Annuities seem to get more popular with every passing year. Part of the reason for this lies in their tax deferred growth benefit. This is to say that money put into an annuity does not have its earnings taxed. Eventually though, the owner of the...
Life insurance companies can offer an individual a tax deferred annuity. In the United States, annuities provide a higher interest rate than saving accounts and have a deferred annuity tax status. Over a billion dollars have been placed in annuities during the past twenty years. Why? Mainly because this contract between the insurance company and the individual: uses the best current rates; receives special tax treatment; and provides predictable and safe earnings.
Annuities Build Up During Entire Period
The deferred annuity tax lets the earnings (gains) build up over the entire contracted period, which may extend for 5, 7 or more years. This allows the annuity to compound more annual interest than a certificate of deposit (CD). When the amount continues to accumulate, without withdrawals for taxes and has a high interest rate, it is easy to understand how much an annuity can earn. This is why many people use them. Also, annuities provide an excellent and safe way to provide future income, especially for years of retirement.
A SPDA
An individual can buy a “single premium deferred annuity”, or known as a SPDA. By making a one time payment, the individual can receive a guaranteed rate of interest over a certain number of years. This takes full advantage of the deferred annuity tax special treatment by the US Internal Revenue Service. It can specifically create an income for a chosen future date.
Paying For Taxes
Keep in mind that as soon as funds start to be taken out, income taxes must paid on the earnings. However, just how an individual decides to withdraw their earnings, will make an impact on the method used to determine the amount. One alternative, is to withdraw only a partial amount. This is handled by the IRS as “interest first”, which considers the whole amount subject to taxes. On the other hand, an orderly schedule of payments will disperse the amount of taxes required, over the years of regular withdrawals. The total tax amount will not be decreased, though it will be easier to work with.
Difference Between Tax Free And Tax Deferred
Tax deferred is different than tax free accumulation. Tax free individual investments, like the ones for municipal bonds, are not taxed on gains. However, deferred annuity taxes are ones that have been delayed and become payable as soon as funds are withdrawn.
Pay Less Taxes
An individual can reduce the impact of the tax payment. At the time when a person begins to get the annuity payments, their income may be less and places them in a lower tax classification which reduces the taxable amount. In addition, they will be making interest on what they would have paid taxes on, while the annuity was building up. Almost all of the state's tax laws adhere to the US federal law.
What Age Is Best To Start Withdrawing Earnings?
It is important to know that a withdrawal that is made by the investor before they are 59 years old, makes they liable for a 10% tax penalty. This also includes any earnings that are taxed like standard income. It is a good idea to wait until after the age of 60 to avoid this penalty tax and earn another year of interest.
Example Of Deferred Annuity Tax's Impact
Deferred taxes for an invest can make a strong impact on long term investments. Here is an example comparing two individuals, one with a savings account and the other with an annuity, with their final earnings, after they paid taxes.

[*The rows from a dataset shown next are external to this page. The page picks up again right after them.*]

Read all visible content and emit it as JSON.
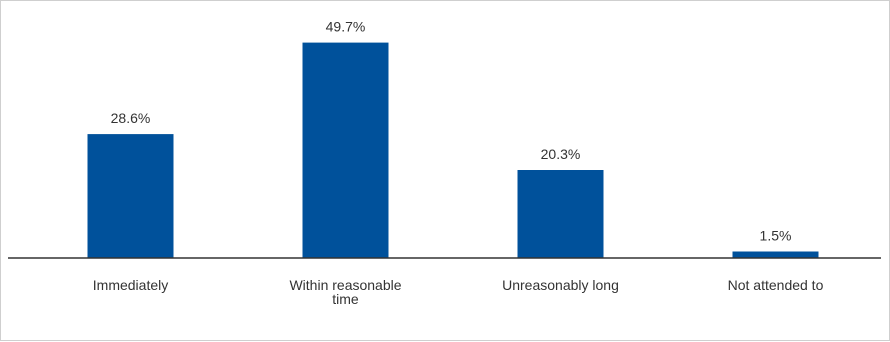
{
  "chart_data": {
    "type": "bar",
    "categories": [
      [
        "Immediately"
      ],
      [
        "Within reasonable",
        "time"
      ],
      [
        "Unreasonably long"
      ],
      [
        "Not attended to"
      ]
    ],
    "values": [
      28.6,
      49.7,
      20.3,
      1.5
    ],
    "value_labels": [
      "28.6%",
      "49.7%",
      "20.3%",
      "1.5%"
    ],
    "unit": "%",
    "ylim": [
      0,
      57
    ],
    "grid": false,
    "legend": "none",
    "bar_color": "#00519B",
    "axis_color": "#333333"
  }
}
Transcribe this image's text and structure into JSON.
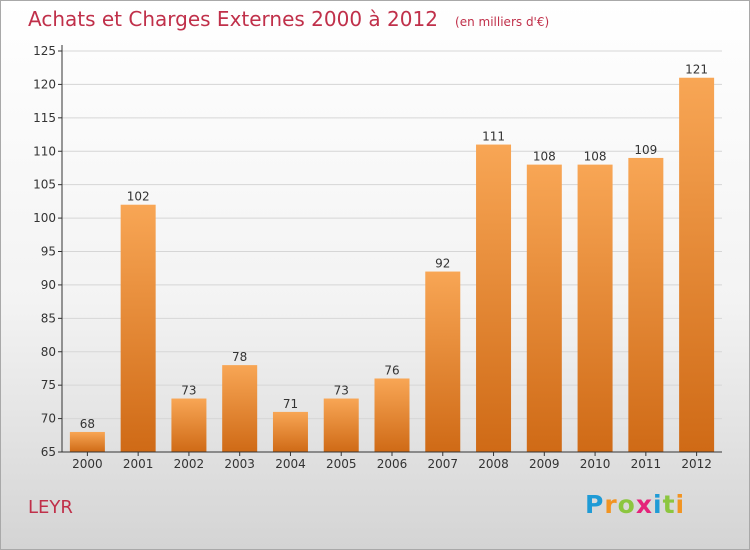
{
  "header": {
    "title": "Achats et Charges Externes 2000 à 2012",
    "subtitle": "(en milliers d'€)"
  },
  "footer": {
    "commune": "LEYR",
    "brand_letters": [
      "P",
      "r",
      "o",
      "x",
      "i",
      "t",
      "i"
    ],
    "brand_colors": [
      "#1f9bd6",
      "#f29422",
      "#8cc63f",
      "#e5237a",
      "#1f9bd6",
      "#8cc63f",
      "#f29422"
    ]
  },
  "colors": {
    "bar_top": "#f8a655",
    "bar_bottom": "#cf6a16",
    "grid": "#d6d6d6",
    "axis": "#333333",
    "title": "#c0304a"
  },
  "chart_data": {
    "type": "bar",
    "title": "Achats et Charges Externes 2000 à 2012",
    "subtitle": "(en milliers d'€)",
    "categories": [
      "2000",
      "2001",
      "2002",
      "2003",
      "2004",
      "2005",
      "2006",
      "2007",
      "2008",
      "2009",
      "2010",
      "2011",
      "2012"
    ],
    "values": [
      68,
      102,
      73,
      78,
      71,
      73,
      76,
      92,
      111,
      108,
      108,
      109,
      121
    ],
    "ylim": [
      65,
      125
    ],
    "yticks": [
      65,
      70,
      75,
      80,
      85,
      90,
      95,
      100,
      105,
      110,
      115,
      120,
      125
    ],
    "grid": true,
    "data_labels": true,
    "legend": "none"
  }
}
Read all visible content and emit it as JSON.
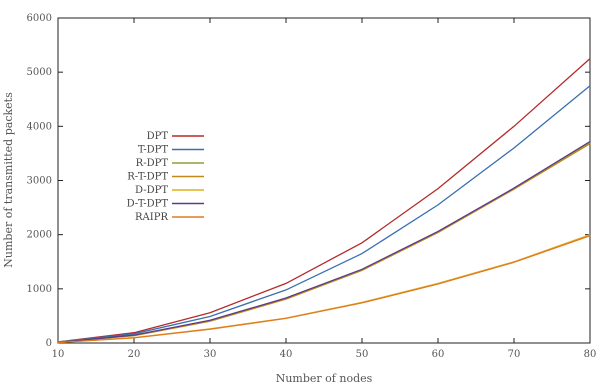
{
  "chart_data": {
    "type": "line",
    "title": "",
    "xlabel": "Number of nodes",
    "ylabel": "Number of transmitted packets",
    "xlim": [
      10,
      80
    ],
    "ylim": [
      0,
      6000
    ],
    "xticks": [
      10,
      20,
      30,
      40,
      50,
      60,
      70,
      80
    ],
    "yticks": [
      0,
      1000,
      2000,
      3000,
      4000,
      5000,
      6000
    ],
    "grid": false,
    "legend_position": "center-left",
    "x": [
      10,
      20,
      30,
      40,
      50,
      60,
      70,
      80
    ],
    "series": [
      {
        "name": "DPT",
        "color": "#b52a2a",
        "values": [
          20,
          190,
          560,
          1100,
          1850,
          2850,
          4000,
          5250
        ]
      },
      {
        "name": "T-DPT",
        "color": "#3a6fb0",
        "values": [
          18,
          170,
          490,
          980,
          1650,
          2550,
          3600,
          4750
        ]
      },
      {
        "name": "R-DPT",
        "color": "#8aa13a",
        "values": [
          15,
          140,
          410,
          820,
          1350,
          2050,
          2850,
          3700
        ]
      },
      {
        "name": "R-T-DPT",
        "color": "#c08a1a",
        "values": [
          14,
          135,
          400,
          810,
          1340,
          2040,
          2840,
          3680
        ]
      },
      {
        "name": "D-DPT",
        "color": "#e0b020",
        "values": [
          10,
          100,
          260,
          460,
          750,
          1100,
          1500,
          2000
        ]
      },
      {
        "name": "D-T-DPT",
        "color": "#5a3a8a",
        "values": [
          12,
          145,
          420,
          830,
          1360,
          2060,
          2860,
          3720
        ]
      },
      {
        "name": "RAIPR",
        "color": "#e07a20",
        "values": [
          9,
          95,
          255,
          455,
          740,
          1090,
          1490,
          1980
        ]
      }
    ]
  }
}
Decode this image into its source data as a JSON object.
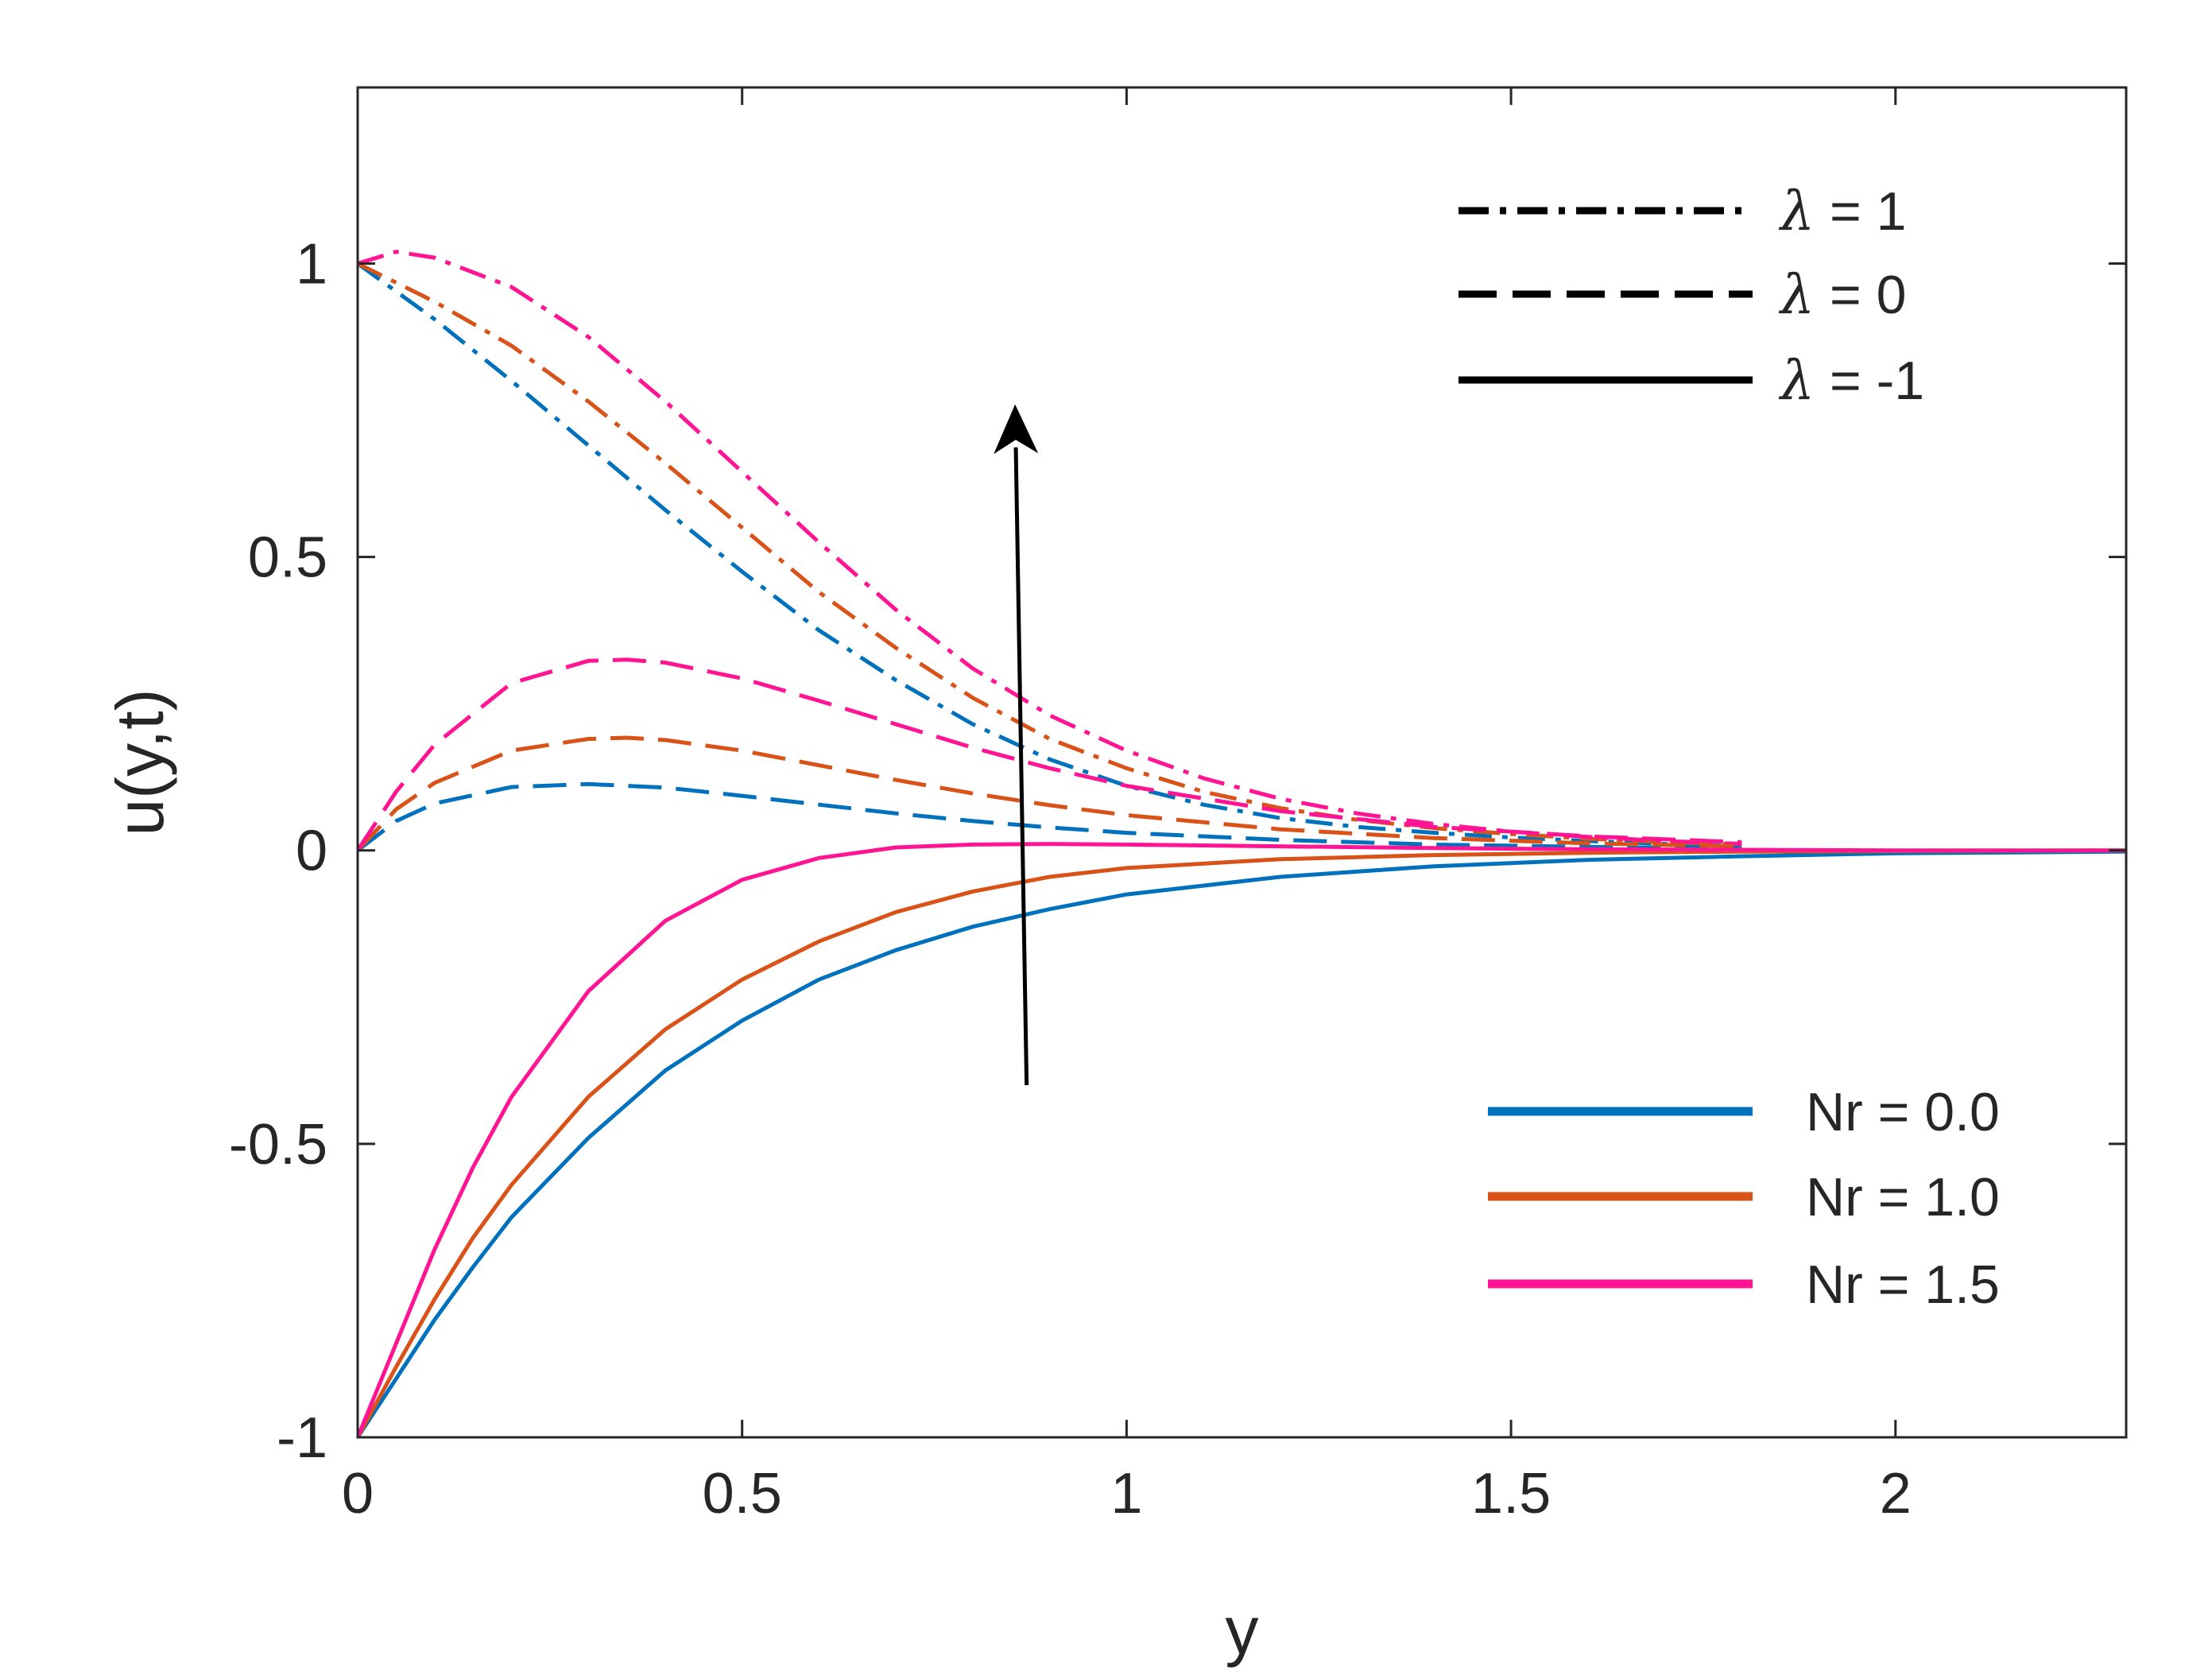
{
  "chart_data": {
    "type": "line",
    "title": "",
    "xlabel": "y",
    "ylabel": "u(y,t)",
    "xlim": [
      0,
      2.3
    ],
    "ylim": [
      -1,
      1.3
    ],
    "xticks": [
      0,
      0.5,
      1,
      1.5,
      2
    ],
    "xtick_labels": [
      "0",
      "0.5",
      "1",
      "1.5",
      "2"
    ],
    "yticks": [
      -1,
      -0.5,
      0,
      0.5,
      1
    ],
    "ytick_labels": [
      "-1",
      "-0.5",
      "0",
      "0.5",
      "1"
    ],
    "grid": false,
    "box": true,
    "colors": {
      "Nr = 0.0": "#0072BD",
      "Nr = 1.0": "#D95319",
      "Nr = 1.5": "#FF1493",
      "axis": "#262626",
      "arrow": "#000000"
    },
    "legend_styles": {
      "position": "top-right",
      "entries": [
        {
          "style": "dashdot",
          "label_symbol": "λ",
          "label_rest": " = 1"
        },
        {
          "style": "dashed",
          "label_symbol": "λ",
          "label_rest": " = 0"
        },
        {
          "style": "solid",
          "label_symbol": "λ",
          "label_rest": " = -1"
        }
      ]
    },
    "legend_colors": {
      "position": "bottom-right",
      "entries": [
        "Nr = 0.0",
        "Nr = 1.0",
        "Nr = 1.5"
      ]
    },
    "annotation_arrow": {
      "from": [
        0.87,
        -0.4
      ],
      "to": [
        0.855,
        0.76
      ],
      "meaning": "increasing Nr"
    },
    "series": [
      {
        "color_key": "Nr = 0.0",
        "style": "dashdot",
        "x": [
          0,
          0.1,
          0.2,
          0.3,
          0.4,
          0.5,
          0.6,
          0.7,
          0.8,
          0.9,
          1.0,
          1.1,
          1.2,
          1.3,
          1.4,
          1.5,
          1.6,
          1.7,
          1.8
        ],
        "y": [
          1.0,
          0.905,
          0.8,
          0.69,
          0.58,
          0.475,
          0.375,
          0.29,
          0.215,
          0.155,
          0.11,
          0.078,
          0.055,
          0.04,
          0.03,
          0.022,
          0.016,
          0.011,
          0.008
        ]
      },
      {
        "color_key": "Nr = 1.0",
        "style": "dashdot",
        "x": [
          0,
          0.1,
          0.2,
          0.3,
          0.4,
          0.5,
          0.6,
          0.7,
          0.8,
          0.9,
          1.0,
          1.1,
          1.2,
          1.3,
          1.4,
          1.5,
          1.6,
          1.7,
          1.8
        ],
        "y": [
          1.0,
          0.935,
          0.86,
          0.765,
          0.66,
          0.55,
          0.44,
          0.345,
          0.26,
          0.19,
          0.14,
          0.1,
          0.072,
          0.052,
          0.038,
          0.028,
          0.02,
          0.014,
          0.01
        ]
      },
      {
        "color_key": "Nr = 1.5",
        "style": "dashdot",
        "x": [
          0,
          0.05,
          0.1,
          0.2,
          0.3,
          0.4,
          0.5,
          0.6,
          0.7,
          0.8,
          0.9,
          1.0,
          1.1,
          1.2,
          1.3,
          1.4,
          1.5,
          1.6,
          1.7,
          1.8
        ],
        "y": [
          1.0,
          1.02,
          1.01,
          0.96,
          0.875,
          0.765,
          0.645,
          0.525,
          0.41,
          0.31,
          0.23,
          0.17,
          0.123,
          0.088,
          0.063,
          0.045,
          0.032,
          0.023,
          0.016,
          0.011
        ]
      },
      {
        "color_key": "Nr = 0.0",
        "style": "dashed",
        "x": [
          0,
          0.05,
          0.1,
          0.2,
          0.3,
          0.4,
          0.5,
          0.6,
          0.7,
          0.8,
          0.9,
          1.0,
          1.2,
          1.4,
          1.6,
          1.8
        ],
        "y": [
          0.0,
          0.05,
          0.08,
          0.108,
          0.113,
          0.107,
          0.093,
          0.078,
          0.063,
          0.05,
          0.039,
          0.03,
          0.018,
          0.01,
          0.006,
          0.003
        ]
      },
      {
        "color_key": "Nr = 1.0",
        "style": "dashed",
        "x": [
          0,
          0.05,
          0.1,
          0.2,
          0.3,
          0.35,
          0.4,
          0.5,
          0.6,
          0.7,
          0.8,
          0.9,
          1.0,
          1.2,
          1.4,
          1.6,
          1.8
        ],
        "y": [
          0.0,
          0.07,
          0.115,
          0.17,
          0.19,
          0.192,
          0.188,
          0.17,
          0.145,
          0.12,
          0.097,
          0.077,
          0.06,
          0.036,
          0.021,
          0.012,
          0.007
        ]
      },
      {
        "color_key": "Nr = 1.5",
        "style": "dashed",
        "x": [
          0,
          0.05,
          0.1,
          0.2,
          0.3,
          0.35,
          0.4,
          0.5,
          0.6,
          0.7,
          0.8,
          0.9,
          1.0,
          1.2,
          1.4,
          1.6,
          1.8
        ],
        "y": [
          0.0,
          0.1,
          0.18,
          0.285,
          0.323,
          0.325,
          0.32,
          0.293,
          0.255,
          0.215,
          0.175,
          0.14,
          0.11,
          0.067,
          0.04,
          0.024,
          0.014
        ]
      },
      {
        "color_key": "Nr = 0.0",
        "style": "solid",
        "x": [
          0,
          0.05,
          0.1,
          0.15,
          0.2,
          0.3,
          0.4,
          0.5,
          0.6,
          0.7,
          0.8,
          0.9,
          1.0,
          1.2,
          1.4,
          1.6,
          1.8,
          2.0,
          2.3
        ],
        "y": [
          -1.0,
          -0.9,
          -0.8,
          -0.71,
          -0.625,
          -0.49,
          -0.375,
          -0.29,
          -0.22,
          -0.17,
          -0.13,
          -0.1,
          -0.075,
          -0.045,
          -0.027,
          -0.016,
          -0.01,
          -0.005,
          -0.002
        ]
      },
      {
        "color_key": "Nr = 1.0",
        "style": "solid",
        "x": [
          0,
          0.05,
          0.1,
          0.15,
          0.2,
          0.3,
          0.4,
          0.5,
          0.6,
          0.7,
          0.8,
          0.9,
          1.0,
          1.2,
          1.4,
          1.6,
          1.8,
          2.0,
          2.3
        ],
        "y": [
          -1.0,
          -0.88,
          -0.765,
          -0.66,
          -0.57,
          -0.42,
          -0.305,
          -0.22,
          -0.155,
          -0.105,
          -0.07,
          -0.045,
          -0.03,
          -0.015,
          -0.008,
          -0.004,
          -0.002,
          -0.001,
          0.0
        ]
      },
      {
        "color_key": "Nr = 1.5",
        "style": "solid",
        "x": [
          0,
          0.05,
          0.1,
          0.15,
          0.2,
          0.3,
          0.4,
          0.5,
          0.6,
          0.7,
          0.8,
          0.9,
          1.0,
          1.2,
          1.4,
          1.6,
          1.8,
          2.0,
          2.3
        ],
        "y": [
          -1.0,
          -0.84,
          -0.68,
          -0.54,
          -0.42,
          -0.24,
          -0.12,
          -0.05,
          -0.013,
          0.005,
          0.01,
          0.011,
          0.01,
          0.007,
          0.004,
          0.002,
          0.001,
          0.0,
          0.0
        ]
      }
    ]
  }
}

Savings Account Investment
Mr. Jones, (fictitious name), has a 28% tax classification. He received an inheritance of $10,000 from his grandfather. Mr. Jones put the whole amount into a savings account. The savings account maintained the $10,000 for 10 years. Every year Mr. Jones paid taxes on the earned interest. Otherwise, He let the interest build up in the savings account. At the end of the 10 years, Mr. Jones had a total of $15,264.26 in the account. In the tenth year, he earned $877.93 in interest.
Deferred Annuity Taxed Account
Mrs. Smith, (fictitious name), also received $10,000 from her deceased grandparents. She is in a 28% tax classification. She places her $10,000 in an annuity and maintains it for 10 years. When Mrs. Smith is ready to take out her money from the annuity, she paid her income taxes. With an annuity, she gets taxed only when a withdrawal is made. After 10 years, Mrs. Smith's total earnings from the annuity account are $15,694.10. In the final year, she earned $1013.69 in interest. When you compare Mr. Jones to Mrs. Smith, she earned $429.84 more than Mr. Jones, with the advantage of deferred annuity taxes. Mrs. Smith's annuity paid interest on funds that Mr. Jones had to use each year to pay taxes with.